La femme est-elle davantage portée à la contemplation que l’homme ? Non, parce que la contemplation est la finalité de la vie humaine, finalité divine au-delà des finalités vitales, commune à l’homme et à la femme. La contemplation relie deux êtres substantiellement, car la finalité est substantielle en Dieu. Et parce qu’elle est substantielle, elle est unique et personnelle. Ce n’est pas la nature, mais la personne qui contemple Dieu. La science mathématique n’aide pas à la contemplation, puisqu’elle regarde les causes secondes en vue d’une efficacité par la relation. De même, elle ne regarde pas la cause première au niveau de l’être, donc au niveau de la substance et de l’acte, puis de la personne. Dans l’ordre de la sagesse, on est en face d’une connaissance affective, aimante, au-delà de la connaissance intellectuelle qui contribue à s’y préparer et à la recevoir. La contemplation demeure personnelle, et non commune ou communautaire, car on ne contemple pas à deux, mais seul, dans la solitude de l’âme unie au corps. Toutefois on peut se disposer à deux à la contemplation, la femme par son sens de la finalité dans l’amour, l’homme par son sens logique de l’ordre. Ensuite le dépassement de la nature dans l’entraide mutuelle s’effectue séparément, individuellement, pour atteindre ce sommet de la finalité de la personne.

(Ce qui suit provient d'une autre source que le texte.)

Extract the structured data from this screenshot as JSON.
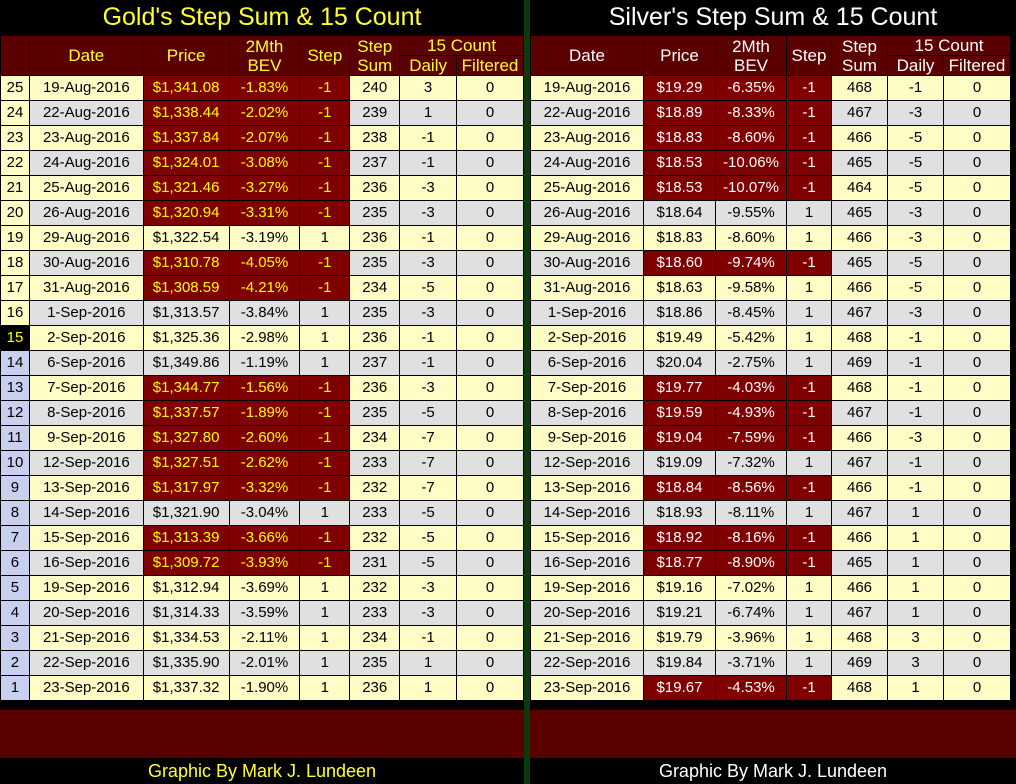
{
  "gold": {
    "title": "Gold's Step Sum & 15 Count",
    "footer": "Graphic By Mark J. Lundeen",
    "headers": {
      "num": "",
      "date": "Date",
      "price": "Price",
      "bev_1": "2Mth",
      "bev_2": "BEV",
      "step": "Step",
      "stepsum_1": "Step",
      "stepsum_2": "Sum",
      "count15": "15 Count",
      "daily": "Daily",
      "filtered": "Filtered"
    },
    "rows": [
      {
        "n": "25",
        "date": "19-Aug-2016",
        "price": "$1,341.08",
        "bev": "-1.83%",
        "step": "-1",
        "sum": "240",
        "daily": "3",
        "filtered": "0"
      },
      {
        "n": "24",
        "date": "22-Aug-2016",
        "price": "$1,338.44",
        "bev": "-2.02%",
        "step": "-1",
        "sum": "239",
        "daily": "1",
        "filtered": "0"
      },
      {
        "n": "23",
        "date": "23-Aug-2016",
        "price": "$1,337.84",
        "bev": "-2.07%",
        "step": "-1",
        "sum": "238",
        "daily": "-1",
        "filtered": "0"
      },
      {
        "n": "22",
        "date": "24-Aug-2016",
        "price": "$1,324.01",
        "bev": "-3.08%",
        "step": "-1",
        "sum": "237",
        "daily": "-1",
        "filtered": "0"
      },
      {
        "n": "21",
        "date": "25-Aug-2016",
        "price": "$1,321.46",
        "bev": "-3.27%",
        "step": "-1",
        "sum": "236",
        "daily": "-3",
        "filtered": "0"
      },
      {
        "n": "20",
        "date": "26-Aug-2016",
        "price": "$1,320.94",
        "bev": "-3.31%",
        "step": "-1",
        "sum": "235",
        "daily": "-3",
        "filtered": "0"
      },
      {
        "n": "19",
        "date": "29-Aug-2016",
        "price": "$1,322.54",
        "bev": "-3.19%",
        "step": "1",
        "sum": "236",
        "daily": "-1",
        "filtered": "0"
      },
      {
        "n": "18",
        "date": "30-Aug-2016",
        "price": "$1,310.78",
        "bev": "-4.05%",
        "step": "-1",
        "sum": "235",
        "daily": "-3",
        "filtered": "0"
      },
      {
        "n": "17",
        "date": "31-Aug-2016",
        "price": "$1,308.59",
        "bev": "-4.21%",
        "step": "-1",
        "sum": "234",
        "daily": "-5",
        "filtered": "0"
      },
      {
        "n": "16",
        "date": "1-Sep-2016",
        "price": "$1,313.57",
        "bev": "-3.84%",
        "step": "1",
        "sum": "235",
        "daily": "-3",
        "filtered": "0"
      },
      {
        "n": "15",
        "date": "2-Sep-2016",
        "price": "$1,325.36",
        "bev": "-2.98%",
        "step": "1",
        "sum": "236",
        "daily": "-1",
        "filtered": "0"
      },
      {
        "n": "14",
        "date": "6-Sep-2016",
        "price": "$1,349.86",
        "bev": "-1.19%",
        "step": "1",
        "sum": "237",
        "daily": "-1",
        "filtered": "0"
      },
      {
        "n": "13",
        "date": "7-Sep-2016",
        "price": "$1,344.77",
        "bev": "-1.56%",
        "step": "-1",
        "sum": "236",
        "daily": "-3",
        "filtered": "0"
      },
      {
        "n": "12",
        "date": "8-Sep-2016",
        "price": "$1,337.57",
        "bev": "-1.89%",
        "step": "-1",
        "sum": "235",
        "daily": "-5",
        "filtered": "0"
      },
      {
        "n": "11",
        "date": "9-Sep-2016",
        "price": "$1,327.80",
        "bev": "-2.60%",
        "step": "-1",
        "sum": "234",
        "daily": "-7",
        "filtered": "0"
      },
      {
        "n": "10",
        "date": "12-Sep-2016",
        "price": "$1,327.51",
        "bev": "-2.62%",
        "step": "-1",
        "sum": "233",
        "daily": "-7",
        "filtered": "0"
      },
      {
        "n": "9",
        "date": "13-Sep-2016",
        "price": "$1,317.97",
        "bev": "-3.32%",
        "step": "-1",
        "sum": "232",
        "daily": "-7",
        "filtered": "0"
      },
      {
        "n": "8",
        "date": "14-Sep-2016",
        "price": "$1,321.90",
        "bev": "-3.04%",
        "step": "1",
        "sum": "233",
        "daily": "-5",
        "filtered": "0"
      },
      {
        "n": "7",
        "date": "15-Sep-2016",
        "price": "$1,313.39",
        "bev": "-3.66%",
        "step": "-1",
        "sum": "232",
        "daily": "-5",
        "filtered": "0"
      },
      {
        "n": "6",
        "date": "16-Sep-2016",
        "price": "$1,309.72",
        "bev": "-3.93%",
        "step": "-1",
        "sum": "231",
        "daily": "-5",
        "filtered": "0"
      },
      {
        "n": "5",
        "date": "19-Sep-2016",
        "price": "$1,312.94",
        "bev": "-3.69%",
        "step": "1",
        "sum": "232",
        "daily": "-3",
        "filtered": "0"
      },
      {
        "n": "4",
        "date": "20-Sep-2016",
        "price": "$1,314.33",
        "bev": "-3.59%",
        "step": "1",
        "sum": "233",
        "daily": "-3",
        "filtered": "0"
      },
      {
        "n": "3",
        "date": "21-Sep-2016",
        "price": "$1,334.53",
        "bev": "-2.11%",
        "step": "1",
        "sum": "234",
        "daily": "-1",
        "filtered": "0"
      },
      {
        "n": "2",
        "date": "22-Sep-2016",
        "price": "$1,335.90",
        "bev": "-2.01%",
        "step": "1",
        "sum": "235",
        "daily": "1",
        "filtered": "0"
      },
      {
        "n": "1",
        "date": "23-Sep-2016",
        "price": "$1,337.32",
        "bev": "-1.90%",
        "step": "1",
        "sum": "236",
        "daily": "1",
        "filtered": "0"
      }
    ]
  },
  "silver": {
    "title": "Silver's Step Sum & 15 Count",
    "footer": "Graphic By Mark J. Lundeen",
    "headers": {
      "date": "Date",
      "price": "Price",
      "bev_1": "2Mth",
      "bev_2": "BEV",
      "step": "Step",
      "stepsum_1": "Step",
      "stepsum_2": "Sum",
      "count15": "15 Count",
      "daily": "Daily",
      "filtered": "Filtered"
    },
    "rows": [
      {
        "date": "19-Aug-2016",
        "price": "$19.29",
        "bev": "-6.35%",
        "step": "-1",
        "sum": "468",
        "daily": "-1",
        "filtered": "0"
      },
      {
        "date": "22-Aug-2016",
        "price": "$18.89",
        "bev": "-8.33%",
        "step": "-1",
        "sum": "467",
        "daily": "-3",
        "filtered": "0"
      },
      {
        "date": "23-Aug-2016",
        "price": "$18.83",
        "bev": "-8.60%",
        "step": "-1",
        "sum": "466",
        "daily": "-5",
        "filtered": "0"
      },
      {
        "date": "24-Aug-2016",
        "price": "$18.53",
        "bev": "-10.06%",
        "step": "-1",
        "sum": "465",
        "daily": "-5",
        "filtered": "0"
      },
      {
        "date": "25-Aug-2016",
        "price": "$18.53",
        "bev": "-10.07%",
        "step": "-1",
        "sum": "464",
        "daily": "-5",
        "filtered": "0"
      },
      {
        "date": "26-Aug-2016",
        "price": "$18.64",
        "bev": "-9.55%",
        "step": "1",
        "sum": "465",
        "daily": "-3",
        "filtered": "0"
      },
      {
        "date": "29-Aug-2016",
        "price": "$18.83",
        "bev": "-8.60%",
        "step": "1",
        "sum": "466",
        "daily": "-3",
        "filtered": "0"
      },
      {
        "date": "30-Aug-2016",
        "price": "$18.60",
        "bev": "-9.74%",
        "step": "-1",
        "sum": "465",
        "daily": "-5",
        "filtered": "0"
      },
      {
        "date": "31-Aug-2016",
        "price": "$18.63",
        "bev": "-9.58%",
        "step": "1",
        "sum": "466",
        "daily": "-5",
        "filtered": "0"
      },
      {
        "date": "1-Sep-2016",
        "price": "$18.86",
        "bev": "-8.45%",
        "step": "1",
        "sum": "467",
        "daily": "-3",
        "filtered": "0"
      },
      {
        "date": "2-Sep-2016",
        "price": "$19.49",
        "bev": "-5.42%",
        "step": "1",
        "sum": "468",
        "daily": "-1",
        "filtered": "0"
      },
      {
        "date": "6-Sep-2016",
        "price": "$20.04",
        "bev": "-2.75%",
        "step": "1",
        "sum": "469",
        "daily": "-1",
        "filtered": "0"
      },
      {
        "date": "7-Sep-2016",
        "price": "$19.77",
        "bev": "-4.03%",
        "step": "-1",
        "sum": "468",
        "daily": "-1",
        "filtered": "0"
      },
      {
        "date": "8-Sep-2016",
        "price": "$19.59",
        "bev": "-4.93%",
        "step": "-1",
        "sum": "467",
        "daily": "-1",
        "filtered": "0"
      },
      {
        "date": "9-Sep-2016",
        "price": "$19.04",
        "bev": "-7.59%",
        "step": "-1",
        "sum": "466",
        "daily": "-3",
        "filtered": "0"
      },
      {
        "date": "12-Sep-2016",
        "price": "$19.09",
        "bev": "-7.32%",
        "step": "1",
        "sum": "467",
        "daily": "-1",
        "filtered": "0"
      },
      {
        "date": "13-Sep-2016",
        "price": "$18.84",
        "bev": "-8.56%",
        "step": "-1",
        "sum": "466",
        "daily": "-1",
        "filtered": "0"
      },
      {
        "date": "14-Sep-2016",
        "price": "$18.93",
        "bev": "-8.11%",
        "step": "1",
        "sum": "467",
        "daily": "1",
        "filtered": "0"
      },
      {
        "date": "15-Sep-2016",
        "price": "$18.92",
        "bev": "-8.16%",
        "step": "-1",
        "sum": "466",
        "daily": "1",
        "filtered": "0"
      },
      {
        "date": "16-Sep-2016",
        "price": "$18.77",
        "bev": "-8.90%",
        "step": "-1",
        "sum": "465",
        "daily": "1",
        "filtered": "0"
      },
      {
        "date": "19-Sep-2016",
        "price": "$19.16",
        "bev": "-7.02%",
        "step": "1",
        "sum": "466",
        "daily": "1",
        "filtered": "0"
      },
      {
        "date": "20-Sep-2016",
        "price": "$19.21",
        "bev": "-6.74%",
        "step": "1",
        "sum": "467",
        "daily": "1",
        "filtered": "0"
      },
      {
        "date": "21-Sep-2016",
        "price": "$19.79",
        "bev": "-3.96%",
        "step": "1",
        "sum": "468",
        "daily": "3",
        "filtered": "0"
      },
      {
        "date": "22-Sep-2016",
        "price": "$19.84",
        "bev": "-3.71%",
        "step": "1",
        "sum": "469",
        "daily": "3",
        "filtered": "0"
      },
      {
        "date": "23-Sep-2016",
        "price": "$19.67",
        "bev": "-4.53%",
        "step": "-1",
        "sum": "468",
        "daily": "1",
        "filtered": "0"
      }
    ]
  },
  "colors": {
    "header_bg": "#5a0000",
    "down_day_bg": "#7f0000",
    "cream_row": "#fffcc6",
    "grey_row": "#e0e0e0",
    "gold_title": "#ffff33",
    "silver_title": "#ffffff",
    "divider": "#0c3a0c"
  }
}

Peut-on arriver par soi-même à une pure contemplation ? Dans l’histoire de la philosophie, Plotin, philosophe gréco-romain du IIIe siècle, a pu atteindre une sagesse contemplative, sagesse mettant l’homme en union continue avec le Créateur, au-delà de tout aspect humain. Dans la contemplation de Dieu, l’homme vit de cette attraction unique, exclusive même, sans rejeter l’amitié, mais en la dépassant radicalement et en la finalisant. L’ami devient l’intermédiaire entre son ami, entre l’homme et Dieu. Ainsi est atteint le sommet de l’amitié spirituelle.

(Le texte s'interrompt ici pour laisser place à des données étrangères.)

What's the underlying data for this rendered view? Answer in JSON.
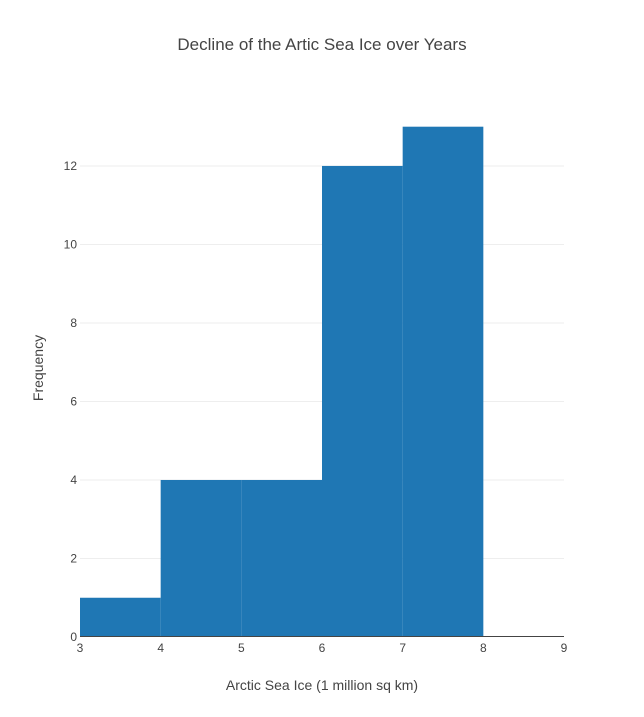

Le réalisme profond de la vie consiste à distinguer l’homme et la femme au plan de la nature humaine, et à recevoir la personne dans l’amitié et la contemplation. Aussi l’amitié spirituelle est-elle nécessaire pour permettre à l’homme (générique) d’acquérir sa vraie personnalité, car l’amitié manifeste une finalité essentielle dans la vie humaine. Cette fin reste toutefois intermédiaire ou médiatrice, puisque dépassée par la contemplation. L’amitié assure donc un pont entre la finalité de la nature et la finalité de la personne. Mais, pour tendre vers la perfection au plan humain, elle exige d’être dépassée et perfectionnée par la contemplation. Une amitié spirituelle qui ne serait pas ou plus dépassée par la contemplation se corromprait au fil du temps. Car, par sa finalité divine, qui dépasse et unit la dimension humaine, la contemplation doit être gardienne d’une véritable amitié entre un homme et une femme, comme entre des hommes ou entre des femmes. L’expérience d’une véritable amitié rectifie donc la nature et la personne de chacun des amis, par l’exigence de la nature sur le corps et de la personne sur l’âme, donc sur la finalité. 

Sachant que l’ultime finalité de la personne réside dans la contemplation, l’amitié doit être dépassée par la contemplation et tendre vers elle pour qu’elle puisse s’accomplir pleinement et durablement au niveau de la personne. L’amitié devient alors amicabilis, en tant que c’est l’ami qui conduit son ami à dépasser l’amitié pour la contemplation. L’amitié atteint un sommet, au-delà de toute utilité, jouissance et sensibilité. Cela signifie qu’une véritable amitié qui augmente notre désir de contemplation par un besoin de solitude personnelle marque le signe d’une amitié tendant vers la perfection. Si l’amitié devient un obstacle à la vie contemplative, elle le devient aussi pour découvrir ce pourquoi nous sommes faits, car nous sommes créés par Dieu et faits pour lui. La véritable amitié, l’amitié parfaite demande ce dépassement sensible de l’amitié, dépassement qui n’est pas pas suppression, dans un au-delà de la passion, sans la rejeter, mais en l’ordonnant à un bien supérieur, pour ce bien qu’est la contemplation de Dieu. La personne est ainsi structurée par la sagesse qui conduit à la contemplation, dans le dépassement de l’amitié par la contemplation de Dieu, dans un regard d’amour supérieur à tout amour humain, et par là-même finalisant l’amour humain.